Accordingly, "epikeia" is a part of justice taken in a general sense, for it is a kind of justice, as the Philosopher states (Ethic. v, 10). Wherefore it is evident that "epikeia" is a subjective part of justice; and justice is predicated of it with priority to being predicated of legal justice, since legal justice is subject to the direction of "epikeia." Hence "epikeia" is by way of being a higher rule of human actions. //

Tolkien Lore
Ah, similar to the classic example of “letting blood” being illegal in Rome but with the exception of a physician doing so for medical purposes. Yeah, I can see some parallels there, though I’m not sure it’s exactly the same thing without putting a bit more study into it.

Hans-Georg Lundahl
@Tolkien Lore See also:

// I answer that, As stated above (I-II:96:6), when we were treating of laws, since human actions, with which laws are concerned, are composed of contingent singulars and are innumerable in their diversity, it was not possible to lay down rules of law that would apply to every single case. Legislators in framing laws attend to what commonly happens: although if the law be applied to certain cases it will frustrate the equality of justice and be injurious to the common good, which the law has in view. Thus the law requires deposits to be restored, because in the majority of cases this is just. Yet it happens sometimes to be injurious—for instance, if a madman were to put his sword in deposit, and demand its delivery while in a state of madness, or if a man were to seek the return of his deposit in order to fight against his country. On these and like cases it is bad to follow the law, and it is good to set aside the letter of the law and to follow the dictates of justice and the common good. This is the object of "epikeia" which we call equity. Therefore it is evident that "epikeia" is a virtue. //

For further reading, Summa Theologiae (I am citing from New Advent's translation to English), Second Part of Second Part, Question 120, Articles 1 and 2.

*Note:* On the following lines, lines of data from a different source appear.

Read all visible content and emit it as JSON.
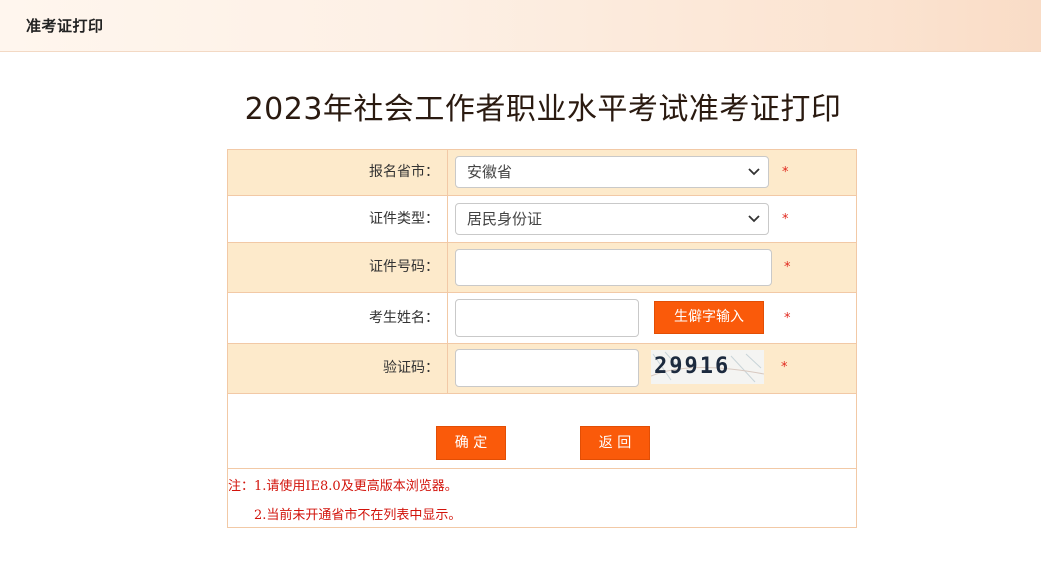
{
  "header": {
    "breadcrumb": "准考证打印"
  },
  "page_title": "2023年社会工作者职业水平考试准考证打印",
  "form": {
    "province": {
      "label": "报名省市：",
      "value": "安徽省"
    },
    "id_type": {
      "label": "证件类型：",
      "value": "居民身份证"
    },
    "id_number": {
      "label": "证件号码：",
      "value": ""
    },
    "name": {
      "label": "考生姓名：",
      "value": "",
      "rare_char_button": "生僻字输入"
    },
    "captcha": {
      "label": "验证码：",
      "value": "",
      "image_text": "29916"
    },
    "required_mark": "*"
  },
  "actions": {
    "confirm": "确 定",
    "back": "返 回"
  },
  "notes": {
    "line1": "注：1.请使用IE8.0及更高版本浏览器。",
    "line2": "2.当前未开通省市不在列表中显示。"
  },
  "colors": {
    "accent": "#fa5a0a",
    "row_shade": "#fdeacb",
    "border": "#f2c9a6",
    "required": "#e0271c",
    "note_text": "#d2140c"
  }
}
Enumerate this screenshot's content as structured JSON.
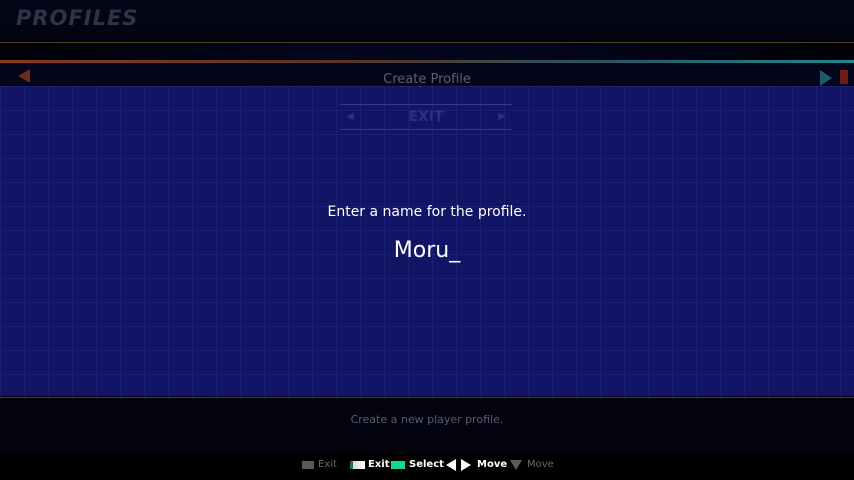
{
  "header": {
    "title": "PROFILES"
  },
  "subheader": {
    "title": "Create Profile"
  },
  "background_menu": {
    "exit_label": "EXIT"
  },
  "dialog": {
    "prompt": "Enter a name for the profile.",
    "name_value": "Moru_"
  },
  "description": "Create a new player profile.",
  "footer": {
    "hints": [
      {
        "label": "Exit",
        "icon": "key-gray-icon"
      },
      {
        "label": "Exit",
        "icon": "key-white-icon"
      },
      {
        "label": "Select",
        "icon": "key-green-icon"
      },
      {
        "label": "Move",
        "icon": "left-right-arrows-icon"
      },
      {
        "label": "Move",
        "icon": "down-arrow-icon"
      }
    ]
  },
  "colors": {
    "dialog_bg": "#121566",
    "accent_orange": "#8a3a1c",
    "accent_teal": "#1e8a8e",
    "key_green": "#17d88a"
  }
}
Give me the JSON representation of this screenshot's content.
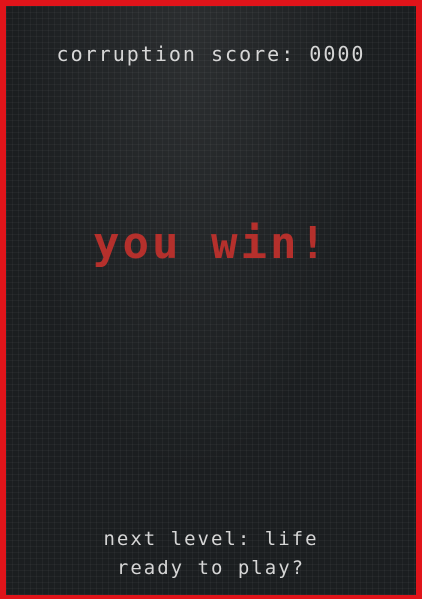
{
  "hud": {
    "score_text": "corruption score: 0000"
  },
  "result": {
    "headline": "you win!"
  },
  "footer": {
    "next_level": "next level: life",
    "prompt": "ready to play?"
  },
  "colors": {
    "border": "#e0141a",
    "background": "#1b1e20",
    "headline": "#b5302c",
    "text": "#d6d6d6"
  }
}
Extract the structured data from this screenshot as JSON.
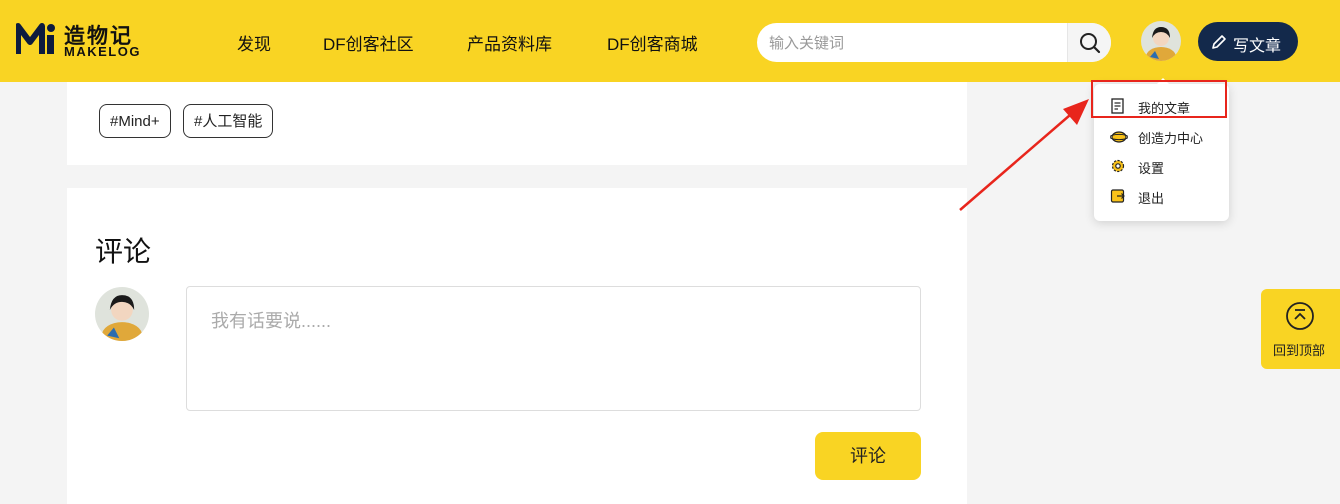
{
  "header": {
    "logo_cn": "造物记",
    "logo_en": "MAKELOG",
    "nav": [
      "发现",
      "DF创客社区",
      "产品资料库",
      "DF创客商城"
    ],
    "search_placeholder": "输入关键词",
    "write_label": "写文章"
  },
  "user_menu": {
    "items": [
      {
        "label": "我的文章",
        "icon": "article-icon"
      },
      {
        "label": "创造力中心",
        "icon": "creativity-icon"
      },
      {
        "label": "设置",
        "icon": "gear-icon"
      },
      {
        "label": "退出",
        "icon": "logout-icon"
      }
    ]
  },
  "article": {
    "tags": [
      "#Mind+",
      "#人工智能"
    ]
  },
  "comments": {
    "title": "评论",
    "placeholder": "我有话要说......",
    "submit_label": "评论"
  },
  "back_to_top_label": "回到顶部",
  "colors": {
    "brand_yellow": "#f9d423",
    "navy": "#13294b",
    "highlight_red": "#e8251c"
  }
}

Example given by St. Thomas "for instance, if a madman were to put his sword in deposit, and demand its delivery while in a state of madness, or if a man were to seek the return of his deposit in order to fight against his country" seems to echo in Denethor's madness.


11:01 Ents are very slow.

If they had invented rock and roll, the "slow" would have been their equivalent to certain very high speed punk, I think.

13:16 "if you make decisions in this wat all the time, it's a lot harder to say that you're certain you are doing the right thing all the time"

... certain you are doing the right thing most of the time.

We are creatures, limited, not omniscient, and, if not ents, some are fallen too (most I'd be likely to meet this world this side of the grave), so, being sure to do the right thing all the time is impossible.

Just a nit-pick.

But it has applications. Some people love to deliberate really at length but on a moral basis far inferior in substantiality than the entmoot.

18:32 Would you agree that, I had actually missed this part in the film, PJ is making the story of Tolkien look more "brutal" in a Conan the Barbarian way, not quite all the way?

Tolkien Lore
Not being very familiar with Conan I can’t make that direct comparison lol.

Hans-Georg Lundahl
@Tolkien Lore After some acquaintance, I can't say you are missing much.


25:32 I wonder if this has something to do with the real life actions of Christopher Lee - a major actor in the film.

He became a Nazi hunter and it came to involve tactics that led him to know the exact sound when a knife (or by extension arrow) pierces a lung.